Monday, May 14, 2007

Buzzmarketing + e-learning = BuzzLearning?


I'm reading Mark Hughes' Buzzmarketing right now. He's the guy who took the number of Half.com users from zero to eight million in just three years, without a huge marketing budget. The secret? Make your company a magnet for media attention and word of mouth, by any means necessary.

I began reading the book out of interest - how do people create massively successful websites? How do producers generate the 'buzz' that gets people talking about their content or product?

Then I started wondering how we can create e-learning with buzz.

Education isn't a field that's expert at marketing. Based on our Industrial model of education, students have to go to school. It's the law. We don't bother 'selling' the idea of school or education to them - we force them to do it. Kids spend an average of 7 hours a day in the classroom, 'learning'.

So what do they talk about in the playground or at home? What's got them buzzing? Strangely enough, it's not the curriculum. It's new music. New games. New technologies. New news. The things they're finding out for themselves in their own time. They're teaching each other how to do stuff. They're trying new things out. They're deciding what's got buzz, and what doesn't.

Ok. So subjects like Irish language or Victorian history just aren't as sexy as Paris Hilton's Jail Saga. But it's not just the content that keeps learning from being as buzzworthy as possible - it's also how it's presented.

In a traditional online learning experience, the learner is asked to log-in. They're either given a linear path to follow through set content, or they can select which modules of content they want to learn. The learning experience can range from the passive consumption of text, graphics, audio and video to truly interactive games that surprise and engage.
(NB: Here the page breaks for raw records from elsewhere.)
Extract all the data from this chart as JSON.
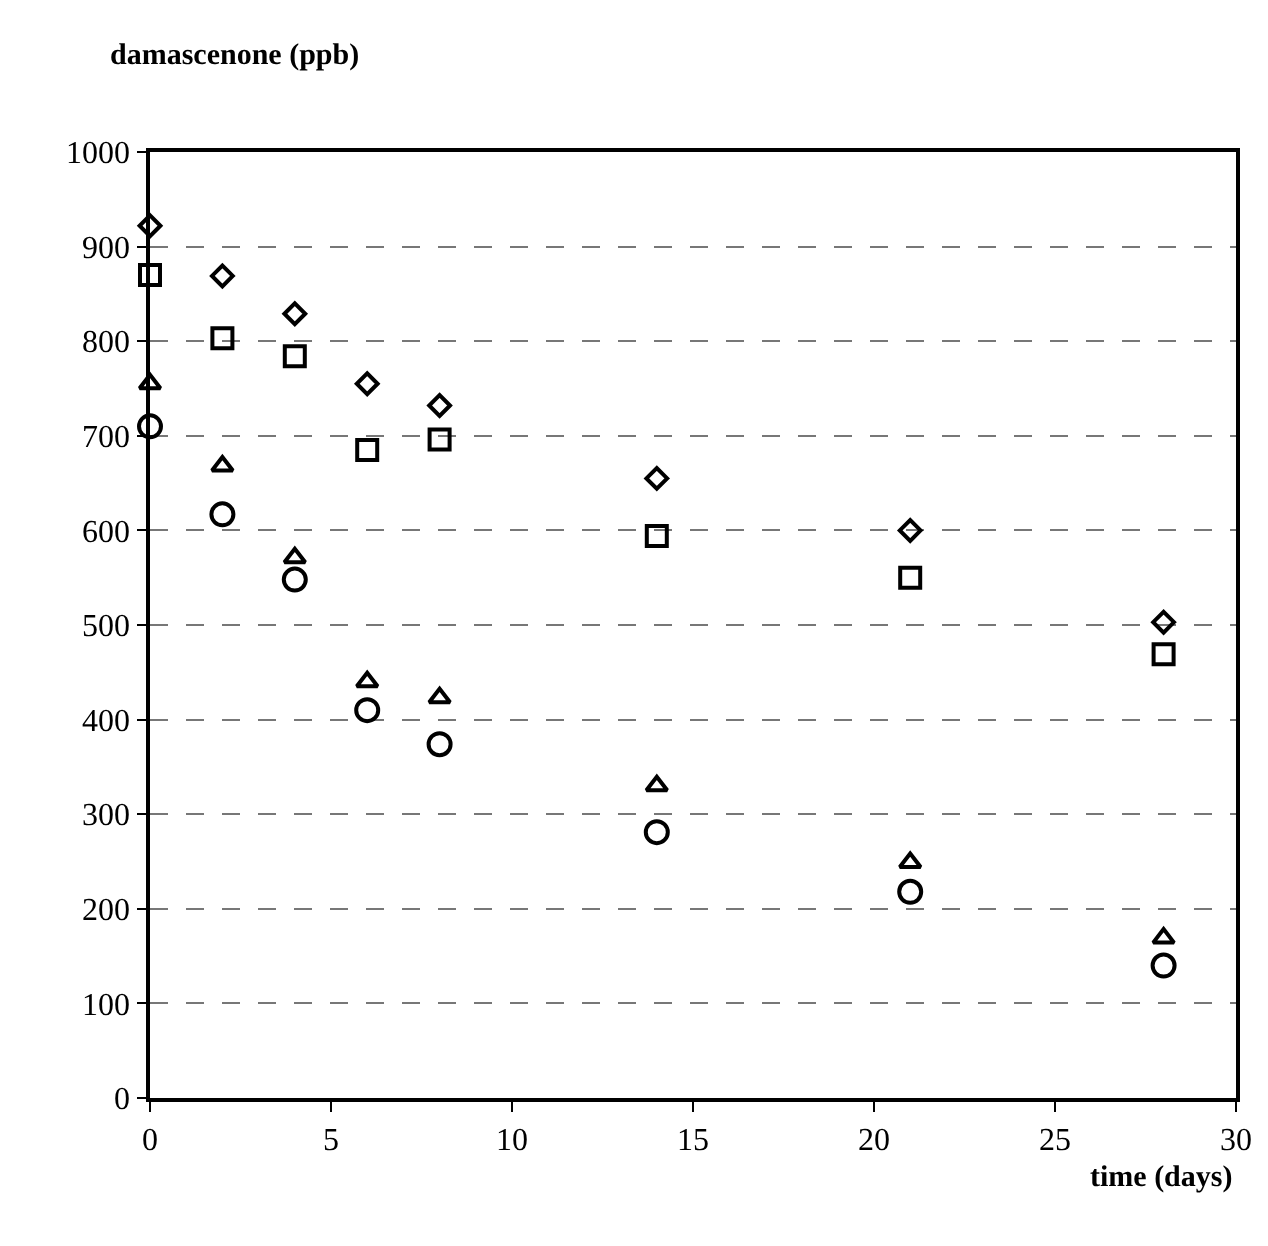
{
  "chart_data": {
    "type": "scatter",
    "ylabel": "damascenone (ppb)",
    "xlabel": "time (days)",
    "x": [
      0,
      2,
      4,
      6,
      8,
      14,
      21,
      28
    ],
    "series": [
      {
        "color": "#000000",
        "marker": "diamond",
        "values": [
          922,
          869,
          829,
          755,
          732,
          655,
          600,
          503
        ]
      },
      {
        "color": "#000000",
        "marker": "square",
        "values": [
          870,
          803,
          784,
          685,
          696,
          594,
          550,
          469
        ]
      },
      {
        "color": "#000000",
        "marker": "triangle",
        "values": [
          755,
          668,
          571,
          440,
          423,
          330,
          249,
          169
        ]
      },
      {
        "color": "#000000",
        "marker": "circle",
        "values": [
          710,
          617,
          548,
          410,
          374,
          281,
          218,
          140
        ]
      }
    ],
    "xlim": [
      0,
      30
    ],
    "xticks": [
      0,
      5,
      10,
      15,
      20,
      25,
      30
    ],
    "ylim": [
      0,
      1000
    ],
    "yticks": [
      0,
      100,
      200,
      300,
      400,
      500,
      600,
      700,
      800,
      900,
      1000
    ],
    "grid": "y"
  }
}
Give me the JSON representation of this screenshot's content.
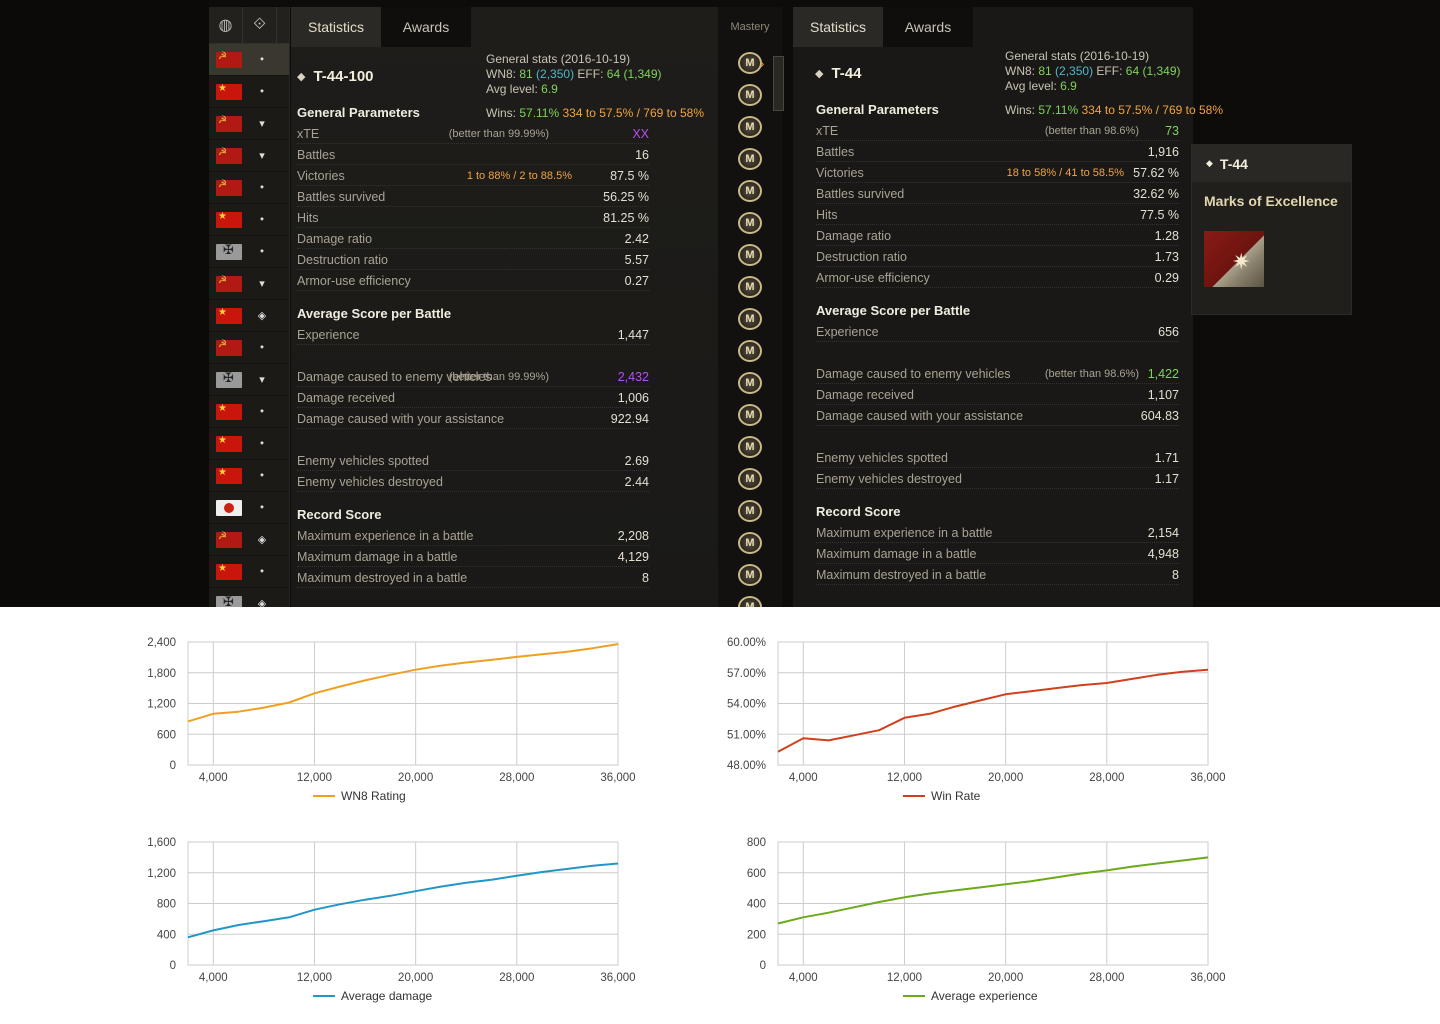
{
  "tabs": {
    "statistics": "Statistics",
    "awards": "Awards",
    "mastery": "Mastery"
  },
  "vehicle_list": {
    "rows": [
      {
        "flag": "ussr",
        "class": "⬩"
      },
      {
        "flag": "china",
        "class": "⬩"
      },
      {
        "flag": "ussr",
        "class": "▾"
      },
      {
        "flag": "ussr",
        "class": "▾"
      },
      {
        "flag": "ussr",
        "class": "⬩"
      },
      {
        "flag": "china",
        "class": "⬩"
      },
      {
        "flag": "germany",
        "class": "⬩"
      },
      {
        "flag": "ussr",
        "class": "▾"
      },
      {
        "flag": "china",
        "class": "◈"
      },
      {
        "flag": "ussr",
        "class": "⬩"
      },
      {
        "flag": "germany",
        "class": "▾"
      },
      {
        "flag": "china",
        "class": "⬩"
      },
      {
        "flag": "china",
        "class": "⬩"
      },
      {
        "flag": "china",
        "class": "⬩"
      },
      {
        "flag": "japan",
        "class": "⬩"
      },
      {
        "flag": "ussr",
        "class": "◈"
      },
      {
        "flag": "china",
        "class": "⬩"
      },
      {
        "flag": "germany",
        "class": "◈"
      }
    ]
  },
  "left_panel": {
    "vehicle": "T-44-100",
    "general_stats": "General stats (2016-10-19)",
    "wn8_label": "WN8:",
    "wn8": "81",
    "wn8_paren": "(2,350)",
    "eff_label": "EFF:",
    "eff": "64",
    "eff_paren": "(1,349)",
    "avg_level_label": "Avg level:",
    "avg_level": "6.9",
    "general_params": "General Parameters",
    "wins_label": "Wins:",
    "wins": "57.11%",
    "wins_to1": "334",
    "wins_to1_pct": "57.5%",
    "wins_to2": "769",
    "wins_to2_pct": "58%",
    "rows": [
      {
        "label": "xTE",
        "note": "(better than 99.99%)",
        "value": "XX"
      },
      {
        "label": "Battles",
        "value": "16"
      },
      {
        "label": "Victories",
        "note": "1 to 88% / 2 to 88.5%",
        "value": "87.5 %"
      },
      {
        "label": "Battles survived",
        "value": "56.25 %"
      },
      {
        "label": "Hits",
        "value": "81.25 %"
      },
      {
        "label": "Damage ratio",
        "value": "2.42"
      },
      {
        "label": "Destruction ratio",
        "value": "5.57"
      },
      {
        "label": "Armor-use efficiency",
        "value": "0.27"
      }
    ],
    "avg_score": "Average Score per Battle",
    "avg_rows": [
      {
        "label": "Experience",
        "value": "1,447"
      },
      {
        "label": "Damage caused to enemy vehicles",
        "note": "(better than 99.99%)",
        "value": "2,432"
      },
      {
        "label": "Damage received",
        "value": "1,006"
      },
      {
        "label": "Damage caused with your assistance",
        "value": "922.94"
      },
      {
        "label": "Enemy vehicles spotted",
        "value": "2.69"
      },
      {
        "label": "Enemy vehicles destroyed",
        "value": "2.44"
      }
    ],
    "record_score": "Record Score",
    "record_rows": [
      {
        "label": "Maximum experience in a battle",
        "value": "2,208"
      },
      {
        "label": "Maximum damage in a battle",
        "value": "4,129"
      },
      {
        "label": "Maximum destroyed in a battle",
        "value": "8"
      }
    ]
  },
  "right_panel": {
    "vehicle": "T-44",
    "general_stats": "General stats (2016-10-19)",
    "wn8_label": "WN8:",
    "wn8": "81",
    "wn8_paren": "(2,350)",
    "eff_label": "EFF:",
    "eff": "64",
    "eff_paren": "(1,349)",
    "avg_level_label": "Avg level:",
    "avg_level": "6.9",
    "general_params": "General Parameters",
    "wins_label": "Wins:",
    "wins": "57.11%",
    "wins_to1": "334",
    "wins_to1_pct": "57.5%",
    "wins_to2": "769",
    "wins_to2_pct": "58%",
    "rows": [
      {
        "label": "xTE",
        "note": "(better than 98.6%)",
        "value": "73"
      },
      {
        "label": "Battles",
        "value": "1,916"
      },
      {
        "label": "Victories",
        "note": "18 to 58% / 41 to 58.5%",
        "value": "57.62 %"
      },
      {
        "label": "Battles survived",
        "value": "32.62 %"
      },
      {
        "label": "Hits",
        "value": "77.5 %"
      },
      {
        "label": "Damage ratio",
        "value": "1.28"
      },
      {
        "label": "Destruction ratio",
        "value": "1.73"
      },
      {
        "label": "Armor-use efficiency",
        "value": "0.29"
      }
    ],
    "avg_score": "Average Score per Battle",
    "avg_rows": [
      {
        "label": "Experience",
        "value": "656"
      },
      {
        "label": "Damage caused to enemy vehicles",
        "note": "(better than 98.6%)",
        "value": "1,422"
      },
      {
        "label": "Damage received",
        "value": "1,107"
      },
      {
        "label": "Damage caused with your assistance",
        "value": "604.83"
      },
      {
        "label": "Enemy vehicles spotted",
        "value": "1.71"
      },
      {
        "label": "Enemy vehicles destroyed",
        "value": "1.17"
      }
    ],
    "record_score": "Record Score",
    "record_rows": [
      {
        "label": "Maximum experience in a battle",
        "value": "2,154"
      },
      {
        "label": "Maximum damage in a battle",
        "value": "4,948"
      },
      {
        "label": "Maximum destroyed in a battle",
        "value": "8"
      }
    ]
  },
  "moe_card": {
    "vehicle": "T-44",
    "title": "Marks of Excellence"
  },
  "mastery": {
    "count": 18,
    "glyph": "M"
  },
  "chart_data": [
    {
      "type": "line",
      "x": [
        2000,
        4000,
        6000,
        8000,
        10000,
        12000,
        14000,
        16000,
        18000,
        20000,
        22000,
        24000,
        26000,
        28000,
        30000,
        32000,
        34000,
        36000
      ],
      "series": [
        {
          "name": "WN8 Rating",
          "values": [
            850,
            1000,
            1040,
            1120,
            1220,
            1400,
            1530,
            1650,
            1760,
            1860,
            1940,
            2000,
            2050,
            2110,
            2160,
            2210,
            2280,
            2360
          ]
        }
      ],
      "xticks": [
        "4,000",
        "12,000",
        "20,000",
        "28,000",
        "36,000"
      ],
      "yticks": [
        "0",
        "600",
        "1,200",
        "1,800",
        "2,400"
      ],
      "ylim": [
        0,
        2400
      ],
      "xlim": [
        2000,
        36000
      ],
      "color": "#f0a020"
    },
    {
      "type": "line",
      "x": [
        2000,
        4000,
        6000,
        8000,
        10000,
        12000,
        14000,
        16000,
        18000,
        20000,
        22000,
        24000,
        26000,
        28000,
        30000,
        32000,
        34000,
        36000
      ],
      "series": [
        {
          "name": "Win Rate",
          "values": [
            49.3,
            50.6,
            50.4,
            50.9,
            51.4,
            52.6,
            53.0,
            53.7,
            54.3,
            54.9,
            55.2,
            55.5,
            55.8,
            56.0,
            56.4,
            56.8,
            57.1,
            57.3
          ]
        }
      ],
      "xticks": [
        "4,000",
        "12,000",
        "20,000",
        "28,000",
        "36,000"
      ],
      "yticks": [
        "48.00%",
        "51.00%",
        "54.00%",
        "57.00%",
        "60.00%"
      ],
      "ylim": [
        48,
        60
      ],
      "xlim": [
        2000,
        36000
      ],
      "color": "#d0401c"
    },
    {
      "type": "line",
      "x": [
        2000,
        4000,
        6000,
        8000,
        10000,
        12000,
        14000,
        16000,
        18000,
        20000,
        22000,
        24000,
        26000,
        28000,
        30000,
        32000,
        34000,
        36000
      ],
      "series": [
        {
          "name": "Average damage",
          "values": [
            360,
            450,
            520,
            570,
            620,
            720,
            790,
            850,
            900,
            960,
            1020,
            1070,
            1110,
            1160,
            1210,
            1250,
            1290,
            1320
          ]
        }
      ],
      "xticks": [
        "4,000",
        "12,000",
        "20,000",
        "28,000",
        "36,000"
      ],
      "yticks": [
        "0",
        "400",
        "800",
        "1,200",
        "1,600"
      ],
      "ylim": [
        0,
        1600
      ],
      "xlim": [
        2000,
        36000
      ],
      "color": "#2196c8"
    },
    {
      "type": "line",
      "x": [
        2000,
        4000,
        6000,
        8000,
        10000,
        12000,
        14000,
        16000,
        18000,
        20000,
        22000,
        24000,
        26000,
        28000,
        30000,
        32000,
        34000,
        36000
      ],
      "series": [
        {
          "name": "Average experience",
          "values": [
            270,
            310,
            340,
            375,
            410,
            440,
            465,
            485,
            505,
            525,
            545,
            570,
            595,
            615,
            640,
            660,
            680,
            700
          ]
        }
      ],
      "xticks": [
        "4,000",
        "12,000",
        "20,000",
        "28,000",
        "36,000"
      ],
      "yticks": [
        "0",
        "200",
        "400",
        "600",
        "800"
      ],
      "ylim": [
        0,
        800
      ],
      "xlim": [
        2000,
        36000
      ],
      "color": "#6caa1c"
    }
  ]
}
At the end, achievement is usually scored, and the learner congratulated. Some websites even personalise a little certificate you can print out and stick up on your fridge.

No-one's buzzing...because not only is there no opportunity to share knowledge or achievement in the ways they share informal knowledge or achievement, the stuff they're studying isn't what they see as relevant to their lives.

We all need to show off a bit. To explore or make things. Try things out and comment. Sure we have learning supported message boards and chatrooms, but I've not seen an e-learning shared space buzz the way youtube does. And we're not giving learners the choice of exploring what they want to learn, when they want to learn it.